PSA prépare de nouvelles motorisations


Alors que les critiques pleuvent sur le diesel, que d’aucuns considèrent comme enterré (ou qu’ils veulent enterrer), PSA a pris la parole en début de semaine pour communiquer sur le filtre à particules*. Un sujet qu’il connaît bien, pour l’avoir inventé et déposé quelque 700 brevets. Il a rappelé que le FAP arrêtait les particules de toutes les tailles, et notamment celles que l’on accuse de porter atteinte à la santé. Le diesel filtré ne rejette pas plus de particules que l’essence et en contient moins que l'air qu'on respire en milieu urbain. Et même mieux, le constructeur français va rendre le diesel encore plus propre.



Dans la perspective des normes Euro 6, PSA va en effet adopter la catalyse SCR. Un additif va se mélanger au gazole pour réduire les oxydes d’azote, un polluant qui devra très nettement diminuer dans le futur.

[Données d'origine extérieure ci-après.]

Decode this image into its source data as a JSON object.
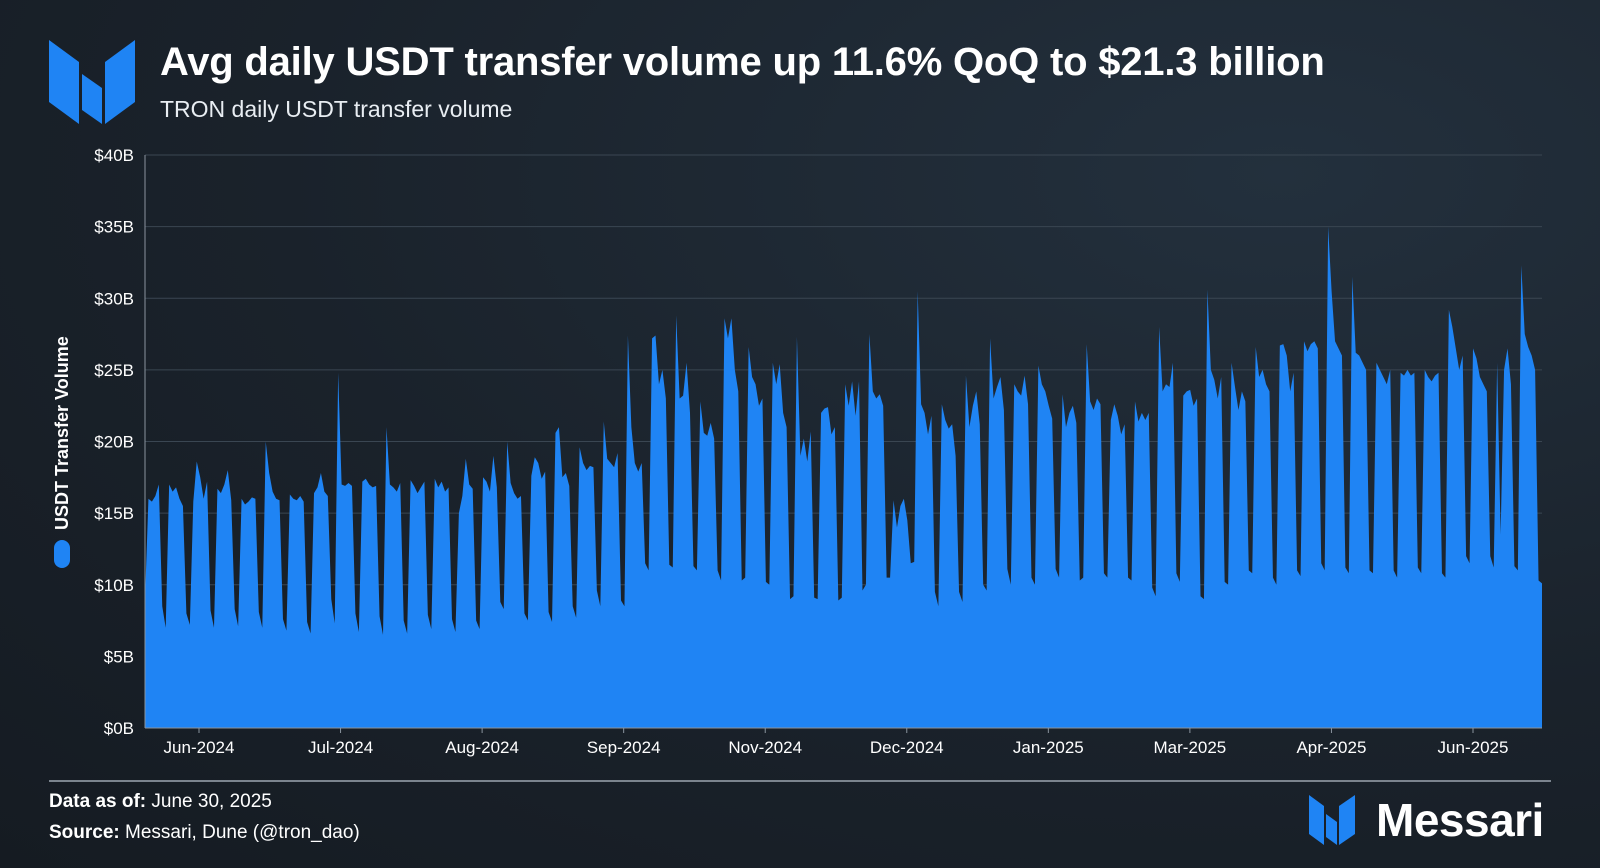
{
  "header": {
    "title": "Avg daily USDT transfer volume up 11.6% QoQ to $21.3 billion",
    "subtitle": "TRON daily USDT transfer volume"
  },
  "footer": {
    "data_as_of_label": "Data as of:",
    "data_as_of_value": " June 30, 2025",
    "source_label": "Source:",
    "source_value": " Messari, Dune (@tron_dao)",
    "brand": "Messari"
  },
  "colors": {
    "series": "#1f84f4",
    "grid": "#3a4652",
    "background": "#1a222b"
  },
  "icons": [
    "messari-logo-icon",
    "legend-dot-icon"
  ],
  "chart_data": {
    "type": "area",
    "ylabel": "USDT Transfer Volume",
    "ylim": [
      0,
      40
    ],
    "y_unit": "B",
    "y_ticks": [
      "$0B",
      "$5B",
      "$10B",
      "$15B",
      "$20B",
      "$25B",
      "$30B",
      "$35B",
      "$40B"
    ],
    "x_tick_labels": [
      "Jun-2024",
      "Jul-2024",
      "Aug-2024",
      "Sep-2024",
      "Nov-2024",
      "Dec-2024",
      "Jan-2025",
      "Mar-2025",
      "Apr-2025",
      "Jun-2025"
    ],
    "grid": true,
    "legend": "left, rotated with axis title",
    "series": [
      {
        "name": "USDT Transfer Volume",
        "weekly_pattern": "five weekday values followed by two weekend dips",
        "values": [
          9.0,
          16.0,
          15.8,
          16.2,
          17.0,
          8.5,
          7.0,
          17.0,
          16.5,
          16.8,
          16.0,
          15.5,
          8.0,
          7.2,
          15.8,
          18.6,
          17.5,
          16.0,
          17.2,
          8.2,
          7.0,
          16.7,
          16.4,
          17.0,
          18.0,
          15.9,
          8.3,
          7.1,
          16.0,
          15.6,
          15.8,
          16.1,
          16.0,
          8.1,
          7.0,
          20.0,
          17.8,
          16.5,
          16.0,
          15.9,
          7.6,
          6.8,
          16.3,
          16.0,
          15.9,
          16.2,
          15.8,
          7.4,
          6.6,
          16.4,
          16.8,
          17.8,
          16.5,
          16.2,
          9.0,
          7.3,
          24.8,
          17.0,
          16.9,
          17.1,
          16.9,
          8.0,
          6.7,
          17.2,
          17.4,
          17.0,
          16.8,
          16.9,
          7.8,
          6.5,
          21.0,
          17.0,
          16.8,
          16.5,
          17.1,
          7.5,
          6.6,
          17.3,
          16.9,
          16.4,
          16.8,
          17.2,
          7.9,
          6.9,
          17.4,
          16.8,
          17.2,
          16.5,
          16.8,
          7.6,
          6.7,
          15.0,
          16.2,
          18.8,
          17.0,
          16.7,
          7.5,
          6.9,
          17.5,
          17.2,
          16.5,
          19.0,
          16.8,
          8.8,
          8.3,
          20.0,
          17.1,
          16.4,
          16.0,
          16.2,
          8.0,
          7.5,
          17.6,
          18.9,
          18.5,
          17.4,
          17.9,
          8.1,
          7.4,
          20.6,
          21.0,
          17.5,
          17.8,
          16.9,
          8.5,
          7.7,
          19.6,
          18.5,
          18.0,
          18.3,
          18.2,
          9.6,
          8.5,
          21.4,
          18.8,
          18.5,
          18.2,
          19.2,
          8.9,
          8.5,
          27.4,
          21.0,
          18.5,
          17.9,
          18.5,
          11.5,
          11.0,
          27.2,
          27.4,
          24.0,
          25.0,
          23.0,
          11.4,
          11.2,
          28.8,
          23.0,
          23.2,
          25.5,
          22.0,
          11.3,
          11.0,
          22.8,
          20.6,
          20.4,
          21.3,
          20.2,
          11.0,
          10.3,
          28.6,
          27.2,
          28.6,
          25.0,
          23.5,
          10.3,
          10.5,
          26.6,
          24.5,
          24.0,
          22.5,
          23.0,
          10.2,
          10.0,
          25.5,
          24.0,
          25.4,
          22.0,
          21.0,
          9.0,
          9.2,
          27.3,
          19.0,
          20.2,
          18.6,
          20.7,
          9.1,
          9.0,
          22.0,
          22.3,
          22.4,
          20.5,
          21.0,
          8.9,
          9.1,
          24.0,
          22.5,
          24.2,
          21.8,
          24.2,
          9.6,
          10.0,
          27.5,
          23.5,
          23.0,
          23.3,
          22.5,
          10.5,
          10.5,
          15.9,
          14.0,
          15.5,
          16.0,
          14.5,
          11.5,
          11.6,
          30.5,
          22.6,
          22.0,
          20.5,
          21.8,
          9.5,
          8.5,
          22.6,
          21.5,
          20.9,
          21.2,
          19.0,
          9.5,
          8.8,
          24.6,
          21.0,
          22.5,
          23.5,
          21.2,
          10.0,
          9.6,
          27.2,
          23.0,
          23.8,
          24.5,
          22.2,
          11.1,
          10.0,
          24.0,
          23.5,
          23.2,
          24.6,
          22.6,
          10.5,
          10.0,
          25.3,
          24.0,
          23.5,
          22.5,
          21.6,
          11.1,
          10.5,
          23.3,
          21.0,
          22.0,
          22.5,
          21.3,
          10.3,
          10.5,
          26.8,
          22.8,
          22.2,
          23.0,
          22.6,
          10.8,
          10.5,
          21.5,
          22.6,
          21.8,
          20.5,
          21.2,
          10.5,
          10.3,
          22.8,
          21.4,
          22.0,
          21.5,
          22.0,
          9.8,
          9.2,
          28.0,
          23.5,
          24.0,
          23.8,
          25.5,
          10.8,
          10.2,
          23.2,
          23.5,
          23.6,
          22.5,
          23.0,
          9.2,
          9.0,
          30.6,
          25.0,
          24.3,
          23.0,
          24.5,
          10.2,
          10.0,
          25.5,
          23.8,
          22.2,
          23.5,
          22.8,
          11.0,
          10.8,
          26.6,
          24.5,
          25.0,
          24.0,
          23.5,
          10.5,
          10.0,
          26.7,
          26.8,
          26.0,
          23.5,
          24.8,
          11.0,
          10.6,
          27.0,
          26.3,
          26.8,
          27.0,
          26.5,
          11.5,
          11.0,
          35.0,
          30.5,
          27.0,
          26.5,
          26.0,
          11.2,
          10.8,
          31.5,
          26.2,
          26.0,
          25.5,
          25.0,
          11.0,
          10.8,
          25.5,
          25.0,
          24.5,
          24.0,
          25.0,
          11.0,
          10.5,
          24.8,
          24.6,
          25.0,
          24.6,
          24.8,
          11.2,
          10.8,
          25.0,
          24.5,
          24.2,
          24.6,
          24.8,
          10.8,
          10.5,
          29.2,
          28.0,
          26.5,
          25.0,
          26.0,
          12.0,
          11.5,
          26.5,
          25.8,
          24.5,
          24.0,
          23.5,
          12.0,
          11.2,
          25.5,
          13.5,
          25.0,
          26.5,
          24.0,
          11.3,
          11.0,
          32.3,
          27.5,
          26.6,
          26.0,
          25.0,
          10.3,
          10.1
        ]
      }
    ]
  }
}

La catalyse SCR sera couplée aux autres systèmes de dépollution que sont le FAP et le catalyseur d’oxydation. PSA annonce un gain de CO2 de 2 à 4 % par rapport aux motorisations Euro5.
Les nouveaux moteurs diesel vont arriver dès 2013.


L’année prochaine sera aussi marquée par d’autres nouveautés. PSA va élargir sa famille de moteurs 3 cylindres à essence avec l’arrivée de versions équipées de turbo (en 1 L et 1,2 L). Par ailleurs, les moteurs à essence vont à leur tour adopter le Stop & Start (rebaptisé e-HDI sur les diesel) pour réduire les émissions de CO2.
2013 verra aussi l’arrivée dans la gamme d’un nouvel utilitaire électrique (Berlingo et Partner selon les marques), à partir de la technologie Mitsubishi.
PSA a par ailleurs annoncé qu’il lancerait ses modèles hybrides de seconde génération en 2015. Rappelons que la version la plus efficace sur le 3008 descend à 91 g de CO2 par km.


Si l’effort est global afin de réduire les émissions de CO2, le groupe français ne renonce en aucun cas au diesel. Son directeur de la recherche, Guillaume Faury, considère qu’il conserve encore du potentiel et qu’il aura toujours un avantage de 15 % par rapport à l’essence. Le mazout sera d’ailleurs un levier pour atteindre l’objectif de 95 g par km de 2020.

*introduit en 2000, généralisé en 2010 et équipant plus de 6,3 millions de véhicules de la gamme. Il a été rendu obligatoire en janvier 2011 dans le cadre des normes Euro 5.

dimanche 23 septembre 2012

Les petits moteurs à la fête au salon de Francfort

Si l'électrique et l'hybride ont dominé les débats, le salon de Francfort a été marqué aussi par l'apparition de motorisations à petite cylindrée, performants et très sobres. Ainsi, Ford a par exemple élargi sa gamme de moteurs EcoBoost avec un nouveau 1,0 litre à trois cylindres, qui sera disponible sur la Focus, le C-Max et le B-Max dès l’année prochaine. Début 2012, la Focus le proposera en deux niveaux de puissance : 100 ch avec boîte de vitesse manuelle à cinq rapports, 120 ch avec six rapports. Avec sa cylindrée de seulement 1,0 litre, ce moteur EcoBoost à trois cylindres sera le plus petit actuellement produit par Ford. Malgré ses dimensions modestes, sa puissance et ses performances sont dignes d’un bloc à essence de 1,6 litre, mais avec moins de 120 g/km de CO2 sur la Focus.


Voir la vidéo :

Ford a par ailleurs montré deux nouveaux modèles à bas CO2.


La nouvelle Focus ECOnetic Technology – dotée de la technologie d'adsorption des oxydes d'azote pour la première fois sur un diesel Ford (le 1,6 litre Duratorq TDCi) – affiche des émissions de CO2 de 89 g/km seulement. Avec une consommation de 3,4 litres de carburant, moteur diesel, elle devient ainsi la plus sobre des familiales non hybrides en Europe. Son lancement est prévu début 2012. Quant à la nouvelle Fiesta ECOnetic Technology, qui est la première Fiesta équipée du système Auto-Start-Stop, elle n'émet que 87g/km et consomme seulement 3,3 l/100 km.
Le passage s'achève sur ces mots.